Examining the Impact of Search Engine Ranking and Personalization on Consumer Behavior: Combining Bayesian Modeling with Randomized Field Experiments

In this paper, we examine how different ranking and personalization mechanisms on product search engines influence consumer online search and purchase behavior.  To investigate these effects, we combine archival data analysis with randomized field experiments.  Our archival data analysis is based on a unique dataset containing approximately 1 million online sessions from Travelocity over a 3-month period.  Using a hierarchical Bayesian model, we first jointly estimate the relationship among consumer click and purchase behavior, and search engine ranking decisions.  To evaluate the causal effect of search engine interface on user behavior, we conduct randomized field experiments.  The field experiments are based on a real-world hotel search engine application designed and built by us.  By manipulating the default ranking method of search results, and by enabling or disabling a variety of personalization features on the hotel search engine website, we are able to empirically identify the causal impact of search engines on consumers’ online click and purchase behavior.

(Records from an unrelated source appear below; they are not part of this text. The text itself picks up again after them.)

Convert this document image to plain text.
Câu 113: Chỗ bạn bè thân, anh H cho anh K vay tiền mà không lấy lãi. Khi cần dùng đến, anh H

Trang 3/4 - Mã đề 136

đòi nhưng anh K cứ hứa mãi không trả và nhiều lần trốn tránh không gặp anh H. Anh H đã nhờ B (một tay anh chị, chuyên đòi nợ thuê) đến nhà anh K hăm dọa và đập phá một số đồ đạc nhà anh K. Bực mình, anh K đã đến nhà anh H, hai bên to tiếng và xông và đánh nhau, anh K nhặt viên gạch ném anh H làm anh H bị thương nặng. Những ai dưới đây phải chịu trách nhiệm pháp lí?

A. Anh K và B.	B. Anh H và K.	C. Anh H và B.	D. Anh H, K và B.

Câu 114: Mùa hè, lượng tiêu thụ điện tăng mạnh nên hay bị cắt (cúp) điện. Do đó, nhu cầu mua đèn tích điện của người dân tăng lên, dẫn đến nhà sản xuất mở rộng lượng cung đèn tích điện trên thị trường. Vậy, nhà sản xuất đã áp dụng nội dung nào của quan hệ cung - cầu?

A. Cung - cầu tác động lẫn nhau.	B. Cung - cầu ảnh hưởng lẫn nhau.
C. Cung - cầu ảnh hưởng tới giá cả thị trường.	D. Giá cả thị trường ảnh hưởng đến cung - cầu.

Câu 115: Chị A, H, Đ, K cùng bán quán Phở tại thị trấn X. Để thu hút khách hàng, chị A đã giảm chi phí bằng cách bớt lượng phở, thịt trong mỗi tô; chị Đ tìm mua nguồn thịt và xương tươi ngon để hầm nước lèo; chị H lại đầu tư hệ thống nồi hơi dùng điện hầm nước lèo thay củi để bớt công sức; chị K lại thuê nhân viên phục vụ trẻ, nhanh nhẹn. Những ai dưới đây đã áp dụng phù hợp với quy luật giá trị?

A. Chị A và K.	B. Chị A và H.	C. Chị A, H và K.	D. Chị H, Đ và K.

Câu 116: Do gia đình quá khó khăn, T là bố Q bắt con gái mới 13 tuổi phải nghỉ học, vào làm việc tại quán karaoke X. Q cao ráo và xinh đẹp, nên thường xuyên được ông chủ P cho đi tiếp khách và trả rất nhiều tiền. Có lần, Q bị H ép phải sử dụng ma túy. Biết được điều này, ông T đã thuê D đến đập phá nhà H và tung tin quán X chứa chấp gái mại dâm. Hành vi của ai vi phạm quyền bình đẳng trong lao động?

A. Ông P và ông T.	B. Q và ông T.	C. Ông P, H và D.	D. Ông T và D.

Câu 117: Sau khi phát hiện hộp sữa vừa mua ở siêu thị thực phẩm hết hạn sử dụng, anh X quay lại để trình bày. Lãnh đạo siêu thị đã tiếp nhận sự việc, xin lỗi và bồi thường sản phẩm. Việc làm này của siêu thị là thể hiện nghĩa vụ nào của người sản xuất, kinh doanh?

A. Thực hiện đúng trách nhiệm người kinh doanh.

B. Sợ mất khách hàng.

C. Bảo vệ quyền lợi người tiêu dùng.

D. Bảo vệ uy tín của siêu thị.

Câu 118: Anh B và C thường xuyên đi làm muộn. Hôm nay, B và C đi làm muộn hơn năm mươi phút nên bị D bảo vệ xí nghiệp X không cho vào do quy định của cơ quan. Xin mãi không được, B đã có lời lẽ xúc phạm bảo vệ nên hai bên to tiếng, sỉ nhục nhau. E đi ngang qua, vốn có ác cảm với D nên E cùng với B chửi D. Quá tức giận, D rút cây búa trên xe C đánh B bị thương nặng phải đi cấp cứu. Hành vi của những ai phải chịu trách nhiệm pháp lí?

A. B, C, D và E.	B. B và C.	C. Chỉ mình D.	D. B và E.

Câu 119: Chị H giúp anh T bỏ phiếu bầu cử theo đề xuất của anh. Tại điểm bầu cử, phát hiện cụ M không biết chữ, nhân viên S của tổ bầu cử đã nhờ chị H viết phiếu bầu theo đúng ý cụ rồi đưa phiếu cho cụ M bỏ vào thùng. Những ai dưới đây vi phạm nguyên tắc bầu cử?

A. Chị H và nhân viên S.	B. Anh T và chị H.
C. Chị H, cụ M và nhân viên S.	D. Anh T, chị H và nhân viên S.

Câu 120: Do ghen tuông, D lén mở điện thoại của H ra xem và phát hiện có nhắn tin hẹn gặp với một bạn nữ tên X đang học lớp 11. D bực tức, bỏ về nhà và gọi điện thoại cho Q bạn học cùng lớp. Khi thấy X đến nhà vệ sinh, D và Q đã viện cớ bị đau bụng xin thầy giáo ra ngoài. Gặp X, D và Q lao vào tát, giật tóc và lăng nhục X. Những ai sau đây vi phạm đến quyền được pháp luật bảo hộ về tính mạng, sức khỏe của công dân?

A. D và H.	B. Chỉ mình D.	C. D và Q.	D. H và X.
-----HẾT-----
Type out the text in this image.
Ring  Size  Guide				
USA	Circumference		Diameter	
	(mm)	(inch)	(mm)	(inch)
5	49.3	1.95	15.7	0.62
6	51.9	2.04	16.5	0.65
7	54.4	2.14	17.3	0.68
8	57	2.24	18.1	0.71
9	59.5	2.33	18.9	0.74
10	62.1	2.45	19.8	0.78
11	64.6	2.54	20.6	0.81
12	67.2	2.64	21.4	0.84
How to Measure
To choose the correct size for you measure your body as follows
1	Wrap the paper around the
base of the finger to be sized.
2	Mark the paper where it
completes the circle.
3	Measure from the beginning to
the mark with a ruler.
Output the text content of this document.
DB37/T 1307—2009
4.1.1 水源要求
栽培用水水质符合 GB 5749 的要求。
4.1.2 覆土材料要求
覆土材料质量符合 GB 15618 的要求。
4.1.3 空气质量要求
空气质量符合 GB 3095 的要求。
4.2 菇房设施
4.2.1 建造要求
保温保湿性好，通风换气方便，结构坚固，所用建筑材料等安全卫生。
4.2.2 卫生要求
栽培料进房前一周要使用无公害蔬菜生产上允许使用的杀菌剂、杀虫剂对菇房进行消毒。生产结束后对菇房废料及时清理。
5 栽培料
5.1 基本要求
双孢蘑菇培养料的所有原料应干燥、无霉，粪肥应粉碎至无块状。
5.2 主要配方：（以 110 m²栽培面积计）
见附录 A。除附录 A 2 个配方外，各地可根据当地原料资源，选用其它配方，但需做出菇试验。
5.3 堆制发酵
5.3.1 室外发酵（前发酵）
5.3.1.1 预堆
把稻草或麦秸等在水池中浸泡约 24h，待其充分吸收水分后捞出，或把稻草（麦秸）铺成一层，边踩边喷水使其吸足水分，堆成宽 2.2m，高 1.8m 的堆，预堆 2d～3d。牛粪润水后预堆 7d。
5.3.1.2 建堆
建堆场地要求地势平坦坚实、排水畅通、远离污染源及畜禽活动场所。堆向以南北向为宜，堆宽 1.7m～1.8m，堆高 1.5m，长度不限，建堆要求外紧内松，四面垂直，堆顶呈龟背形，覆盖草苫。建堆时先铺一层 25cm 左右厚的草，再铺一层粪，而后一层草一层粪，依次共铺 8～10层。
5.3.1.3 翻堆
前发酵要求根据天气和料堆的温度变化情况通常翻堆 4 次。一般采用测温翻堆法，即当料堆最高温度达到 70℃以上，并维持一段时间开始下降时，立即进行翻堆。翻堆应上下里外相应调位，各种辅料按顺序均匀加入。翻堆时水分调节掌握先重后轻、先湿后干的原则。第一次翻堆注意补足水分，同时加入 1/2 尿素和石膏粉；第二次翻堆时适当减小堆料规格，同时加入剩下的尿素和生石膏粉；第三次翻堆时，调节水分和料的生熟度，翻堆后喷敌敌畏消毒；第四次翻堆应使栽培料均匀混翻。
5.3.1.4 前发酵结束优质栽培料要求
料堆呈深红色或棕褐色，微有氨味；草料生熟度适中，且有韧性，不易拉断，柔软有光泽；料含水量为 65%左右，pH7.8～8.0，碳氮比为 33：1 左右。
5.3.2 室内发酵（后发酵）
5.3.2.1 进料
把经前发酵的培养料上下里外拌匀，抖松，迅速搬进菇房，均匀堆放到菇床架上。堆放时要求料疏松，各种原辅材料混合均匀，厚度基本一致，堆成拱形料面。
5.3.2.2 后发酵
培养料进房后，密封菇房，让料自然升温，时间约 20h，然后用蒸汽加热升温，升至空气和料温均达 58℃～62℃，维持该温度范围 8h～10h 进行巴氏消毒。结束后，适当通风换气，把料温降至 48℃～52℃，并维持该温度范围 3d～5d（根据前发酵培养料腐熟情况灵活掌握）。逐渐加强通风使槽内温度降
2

The archival data analysis and the randomized experiments are consistent in demonstrating that ranking has a significant effect on consumer click and purchase behavior.  We find that hotels with a higher reputation for providing superior services are more adversely affected by an inferior screen position.  In addition, a consumer utility-based ranking mechanism yields the highest click and purchase propensities in comparison to existing benchmark systems such as ranking based on price or customer ratings.  Our randomized experiments on the impact of active vs. passive personalization mechanisms on user behavior indicate that although active personalization (wherein users can interact with the recommendation algorithm) can lead to a higher click-through rate compared to passive personalization, it leads to a lower conversion rate when consumers have a planned purchase beforehand.  This finding suggests that active personalization strategies should not be adopted ubiquitously by product search engines.  On a broader note, our inter-disciplinary approach provides a methodological framework for how econometric modeling, randomized field experiments, and IT-based artifacts can be integrated in the same study towards deriving causal relationships between variables of interest.